AS therapy accelerates the structural and biochemical maturation of the fetal lung, reducing the incidence of RDS in preterm infants.2,3 As described by Caughey and Parer,34 to maximize the benefits while minimizing fetal exposure to AS, we randomized patients to a single rescue course of AS versus placebo. Although it has been difficult to define the duration of the pulmonary effects of a single course of AS, data from randomized trials,2,3 our recent prospective cohort study,12 and a retrospective study evaluating a rescue dose of AS35 indicate that it may decrease after 7-14 days. We found an increased Crs in infants assigned to the rescue AS group, with greater changes in infants who delivered at ≤ 34 weeks. In vitro studies with human lung explants have shown that the biochemical effects of AS begin to decrease after 7 days if AS is removed,36 although the corresponding structural changes persist. We speculate that the lower Crs in the placebo group in our study may reflect the dissipation of the beneficial effects of AS on induction of the surfactant system. FRC was only slightly increased in the rescue AS group, although not significantly different, suggesting that the structural changes following a course of AS persist longer than the biochemical changes.10,36

Conclusions

Infants randomized to a single rescue course of AS have a significantly increased respiratory compliance compared to those randomized to placebo. The subgroup of patients who delivered at ≤ 34 weeks demonstrates greater pulmonary function benefits. Our findings suggest that improvement in Crs translates into improved clinical respiratory outcomes. Long-term follow up of our patients is underway. We speculate that if treatment with a course of AS has occurred >14 days before delivery, a rescue course of AS may decrease pulmonary morbidity. This should be studied in a large placebo-controlled trial of high risk patients, and risks and benefits including long-term pulmonary, growth, and neurodevelopmental outcomes should be monitored.

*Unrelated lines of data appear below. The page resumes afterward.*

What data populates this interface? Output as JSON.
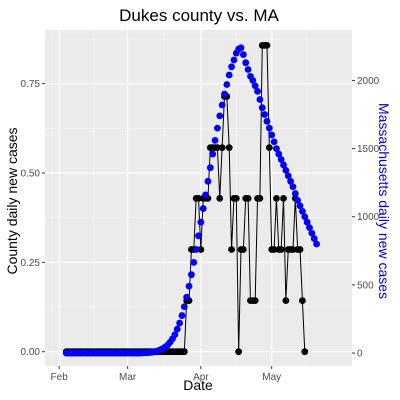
{
  "chart_data": {
    "type": "line",
    "title": "Dukes county vs. MA",
    "xlabel": "Date",
    "ylabel": "County daily new cases",
    "y2label": "Massachusetts daily new cases",
    "x_axis": {
      "type": "date",
      "range": [
        "2020-01-26",
        "2020-06-04"
      ],
      "ticks": [
        {
          "value": "2020-02-01",
          "label": "Feb"
        },
        {
          "value": "2020-03-01",
          "label": "Mar"
        },
        {
          "value": "2020-04-01",
          "label": "Apr"
        },
        {
          "value": "2020-05-01",
          "label": "May"
        }
      ]
    },
    "y_axis": {
      "range": [
        -0.04,
        0.9
      ],
      "ticks": [
        {
          "value": 0,
          "label": "0.00"
        },
        {
          "value": 0.25,
          "label": "0.25"
        },
        {
          "value": 0.5,
          "label": "0.50"
        },
        {
          "value": 0.75,
          "label": "0.75"
        }
      ]
    },
    "y2_axis": {
      "range": [
        -95,
        2370
      ],
      "ticks": [
        {
          "value": 0,
          "label": "0"
        },
        {
          "value": 500,
          "label": "500"
        },
        {
          "value": 1000,
          "label": "1000"
        },
        {
          "value": 1500,
          "label": "1500"
        },
        {
          "value": 2000,
          "label": "2000"
        }
      ]
    },
    "grid": true,
    "colors": {
      "panel_bg": "#ebebeb",
      "grid_major": "#ffffff",
      "grid_minor": "#f5f5f5",
      "county": "#000000",
      "ma": "#0000ff",
      "ma_axis_label": "#0000cd",
      "tick_label": "#4d4d4d"
    },
    "start_date": "2020-02-04",
    "series": [
      {
        "name": "County",
        "axis": "left",
        "values": [
          0,
          0,
          0,
          0,
          0,
          0,
          0,
          0,
          0,
          0,
          0,
          0,
          0,
          0,
          0,
          0,
          0,
          0,
          0,
          0,
          0,
          0,
          0,
          0,
          0,
          0,
          0,
          0,
          0,
          0,
          0,
          0,
          0,
          0,
          0,
          0,
          0,
          0,
          0,
          0,
          0,
          0,
          0,
          0,
          0,
          0,
          0,
          0,
          0,
          0,
          0,
          0.143,
          0.143,
          0.286,
          0.286,
          0.429,
          0.429,
          0.286,
          0.429,
          0.429,
          0.429,
          0.571,
          0.571,
          0.571,
          0.571,
          0.429,
          0.571,
          0.714,
          0.714,
          0.571,
          0.286,
          0.429,
          0.429,
          0,
          0.286,
          0.286,
          0.429,
          0.429,
          0.143,
          0.143,
          0.143,
          0.429,
          0.429,
          0.857,
          0.857,
          0.857,
          0.571,
          0.286,
          0.286,
          0.429,
          0.286,
          0.286,
          0.429,
          0.143,
          0.286,
          0.286,
          0.286,
          0.429,
          0.286,
          0.286,
          0.143,
          0
        ]
      },
      {
        "name": "MA",
        "axis": "right",
        "values": [
          0,
          0,
          0,
          0,
          0,
          0,
          0,
          0,
          0,
          0,
          0,
          0,
          0,
          0,
          0,
          0,
          0,
          0,
          0,
          0,
          0,
          0,
          0,
          0,
          0,
          0,
          0,
          0,
          0,
          0,
          0,
          0,
          1,
          1,
          2,
          3,
          5,
          8,
          12,
          18,
          25,
          34,
          45,
          60,
          80,
          105,
          135,
          175,
          220,
          275,
          340,
          410,
          490,
          575,
          665,
          760,
          860,
          960,
          1060,
          1160,
          1260,
          1360,
          1460,
          1560,
          1650,
          1740,
          1820,
          1900,
          1970,
          2040,
          2100,
          2150,
          2200,
          2230,
          2240,
          2190,
          2130,
          2080,
          2030,
          2000,
          1960,
          1920,
          1860,
          1800,
          1750,
          1700,
          1650,
          1600,
          1550,
          1500,
          1460,
          1420,
          1380,
          1340,
          1300,
          1260,
          1220,
          1170,
          1120,
          1080,
          1040,
          1000,
          960,
          920,
          880,
          840,
          800
        ]
      }
    ]
  }
}
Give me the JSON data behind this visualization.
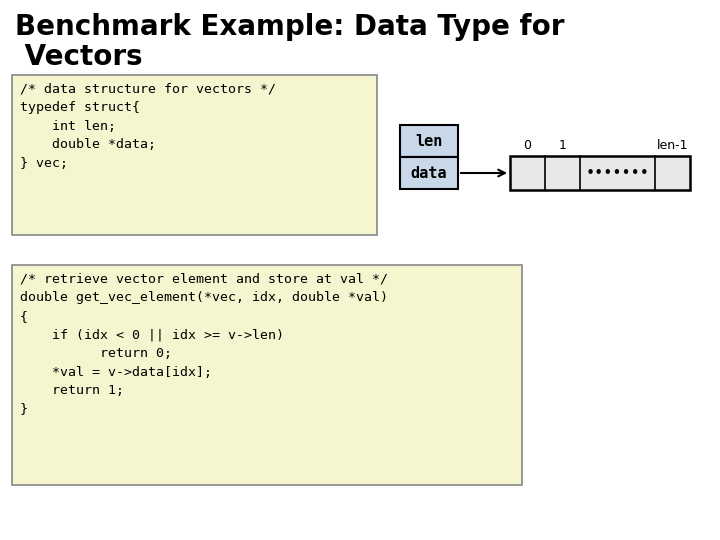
{
  "title_line1": "Benchmark Example: Data Type for",
  "title_line2": " Vectors",
  "bg_color": "#ffffff",
  "code_box1_color": "#f5f5d0",
  "code_box1_border": "#888888",
  "code_box1_text": "/* data structure for vectors */\ntypedef struct{\n    int len;\n    double *data;\n} vec;",
  "code_box2_color": "#f5f5d0",
  "code_box2_border": "#888888",
  "code_box2_text": "/* retrieve vector element and store at val */\ndouble get_vec_element(*vec, idx, double *val)\n{\n    if (idx < 0 || idx >= v->len)\n          return 0;\n    *val = v->data[idx];\n    return 1;\n}",
  "struct_box_color": "#c8d8e8",
  "struct_box_border": "#000000",
  "array_box_color": "#e8e8e8",
  "array_box_border": "#000000",
  "label_len": "len",
  "label_data": "data",
  "array_label_0": "0",
  "array_label_1": "1",
  "array_label_len1": "len-1",
  "dots": "•••••••",
  "title_fontsize": 20,
  "code_fontsize": 9.5,
  "struct_label_fontsize": 11,
  "array_label_fontsize": 9,
  "mono_font": "monospace"
}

The recent study by Garite et al is an important step towards this goal.8

Acknowledgments

Data Safety Monitoring Board members: Robert Steiner, MD and Melanie Gillingham, PhD.

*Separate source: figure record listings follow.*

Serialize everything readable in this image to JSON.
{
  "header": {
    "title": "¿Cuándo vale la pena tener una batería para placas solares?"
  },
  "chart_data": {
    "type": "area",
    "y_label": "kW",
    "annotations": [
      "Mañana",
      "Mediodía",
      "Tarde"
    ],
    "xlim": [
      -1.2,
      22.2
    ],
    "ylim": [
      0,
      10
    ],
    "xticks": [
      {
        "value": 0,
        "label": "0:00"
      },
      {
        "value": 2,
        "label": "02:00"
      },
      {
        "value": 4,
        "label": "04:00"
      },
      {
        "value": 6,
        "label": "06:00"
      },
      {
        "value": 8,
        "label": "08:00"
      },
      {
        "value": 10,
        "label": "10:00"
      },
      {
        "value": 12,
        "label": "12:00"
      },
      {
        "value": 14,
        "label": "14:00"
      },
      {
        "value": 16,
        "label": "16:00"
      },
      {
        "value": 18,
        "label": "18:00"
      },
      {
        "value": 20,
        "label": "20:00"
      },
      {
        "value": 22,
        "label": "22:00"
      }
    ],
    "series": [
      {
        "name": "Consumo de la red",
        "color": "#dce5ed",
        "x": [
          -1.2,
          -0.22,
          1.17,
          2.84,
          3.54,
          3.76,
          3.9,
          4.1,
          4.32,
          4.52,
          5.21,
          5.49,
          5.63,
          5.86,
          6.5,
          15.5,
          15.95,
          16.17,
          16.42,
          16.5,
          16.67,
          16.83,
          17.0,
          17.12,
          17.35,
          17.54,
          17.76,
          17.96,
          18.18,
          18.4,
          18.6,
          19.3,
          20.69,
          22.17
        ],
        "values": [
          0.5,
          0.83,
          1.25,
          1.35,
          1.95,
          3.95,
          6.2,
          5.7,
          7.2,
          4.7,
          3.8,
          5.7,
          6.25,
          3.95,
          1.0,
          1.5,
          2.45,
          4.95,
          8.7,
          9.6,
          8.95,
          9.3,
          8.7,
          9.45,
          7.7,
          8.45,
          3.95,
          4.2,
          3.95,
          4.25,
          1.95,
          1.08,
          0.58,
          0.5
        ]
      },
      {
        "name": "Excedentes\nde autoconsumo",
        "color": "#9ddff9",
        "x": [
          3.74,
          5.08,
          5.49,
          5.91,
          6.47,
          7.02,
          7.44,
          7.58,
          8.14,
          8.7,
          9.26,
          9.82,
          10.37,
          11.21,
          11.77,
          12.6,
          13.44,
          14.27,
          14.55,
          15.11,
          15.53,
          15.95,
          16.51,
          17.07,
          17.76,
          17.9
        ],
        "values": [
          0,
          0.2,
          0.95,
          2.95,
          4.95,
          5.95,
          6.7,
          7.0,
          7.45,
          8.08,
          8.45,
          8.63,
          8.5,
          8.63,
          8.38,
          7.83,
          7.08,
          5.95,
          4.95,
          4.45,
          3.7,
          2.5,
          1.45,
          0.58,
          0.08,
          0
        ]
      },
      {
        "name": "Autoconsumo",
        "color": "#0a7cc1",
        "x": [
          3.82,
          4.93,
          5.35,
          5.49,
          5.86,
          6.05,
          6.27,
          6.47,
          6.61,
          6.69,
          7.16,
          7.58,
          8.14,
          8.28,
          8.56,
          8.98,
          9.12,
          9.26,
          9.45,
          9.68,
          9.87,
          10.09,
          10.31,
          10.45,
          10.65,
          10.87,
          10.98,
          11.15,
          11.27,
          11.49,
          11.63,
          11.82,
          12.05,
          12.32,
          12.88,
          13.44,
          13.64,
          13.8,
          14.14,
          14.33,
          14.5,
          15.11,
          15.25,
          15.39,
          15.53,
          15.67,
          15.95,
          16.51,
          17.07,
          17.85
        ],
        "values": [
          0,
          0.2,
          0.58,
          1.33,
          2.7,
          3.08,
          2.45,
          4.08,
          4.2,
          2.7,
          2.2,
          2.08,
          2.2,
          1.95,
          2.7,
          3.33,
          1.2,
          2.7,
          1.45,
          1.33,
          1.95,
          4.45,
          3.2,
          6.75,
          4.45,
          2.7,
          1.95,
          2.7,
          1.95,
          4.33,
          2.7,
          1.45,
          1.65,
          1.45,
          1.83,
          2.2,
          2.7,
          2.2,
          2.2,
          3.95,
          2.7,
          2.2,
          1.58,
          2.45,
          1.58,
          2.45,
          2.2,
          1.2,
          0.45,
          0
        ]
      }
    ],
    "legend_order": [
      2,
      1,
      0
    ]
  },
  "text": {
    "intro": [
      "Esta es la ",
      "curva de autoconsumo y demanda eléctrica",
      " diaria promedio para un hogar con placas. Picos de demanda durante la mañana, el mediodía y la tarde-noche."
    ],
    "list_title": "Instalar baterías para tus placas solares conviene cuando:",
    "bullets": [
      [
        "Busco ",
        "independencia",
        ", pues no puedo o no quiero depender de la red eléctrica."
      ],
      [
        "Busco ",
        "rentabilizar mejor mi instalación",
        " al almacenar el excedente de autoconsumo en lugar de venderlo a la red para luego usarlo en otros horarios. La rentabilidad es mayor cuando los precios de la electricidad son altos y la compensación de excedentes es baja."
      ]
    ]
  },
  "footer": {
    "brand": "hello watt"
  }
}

Our study was supported in part by Oregon Health & Science University, General Clinical Research Center / PHS Grant 5 M01 RR000334; by the Oregon Clinical and Translational Research Institute (OCTRI), UL1 RR024140 01 from the National Center for Research Resources (NCRR); and by the American Lung Association.

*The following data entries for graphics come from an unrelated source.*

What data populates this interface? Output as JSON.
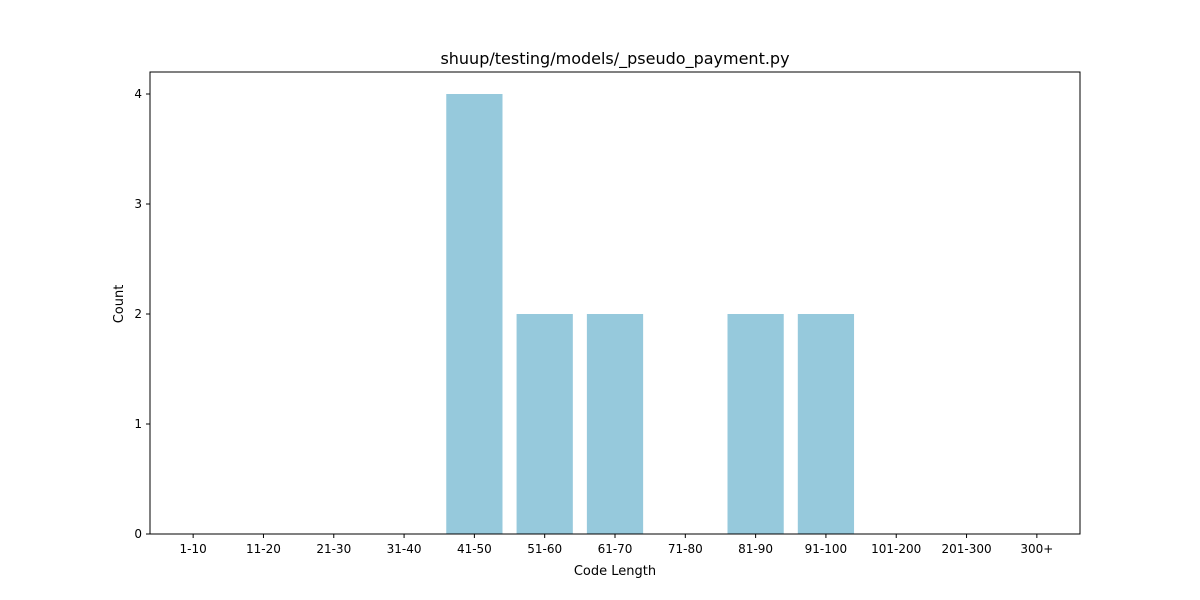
{
  "chart_data": {
    "type": "bar",
    "title": "shuup/testing/models/_pseudo_payment.py",
    "xlabel": "Code Length",
    "ylabel": "Count",
    "categories": [
      "1-10",
      "11-20",
      "21-30",
      "31-40",
      "41-50",
      "51-60",
      "61-70",
      "71-80",
      "81-90",
      "91-100",
      "101-200",
      "201-300",
      "300+"
    ],
    "values": [
      0,
      0,
      0,
      0,
      4,
      2,
      2,
      0,
      2,
      2,
      0,
      0,
      0
    ],
    "ylim": [
      0,
      4.2
    ],
    "yticks": [
      0,
      1,
      2,
      3,
      4
    ],
    "bar_color": "#96c9dc",
    "grid": false,
    "legend": "none"
  }
}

The authors would like to thank the neonatologists, obstetricians, neonatal fellows, and the staff of our Newborn Intensive Care Units for their cooperation with the study. We also thank the parents and infants who participated in this study.

Abbreviations

AS

Antenatal steroids

Crs

Passive respiratory system compliance

FiO2

Fractional inspired oxygen concentration

FRC

Functional residual capacity

PFT

Pulmonary function test

RDS

Respiratory distress syndrome

Footnotes

Presented at the Annual Meeting of the Pediatric Academic Societies, Honolulu, HI, May 2008 and the Society for Maternal-Fetal Medicine, San Diego, CA, January 2009.

Conflict of interest disclosure: None

CONDENSATION: A placebo-controlled trial of a rescue course of antenatal steroids demonstrates improved newborn pulmonary function (respiratory compliance).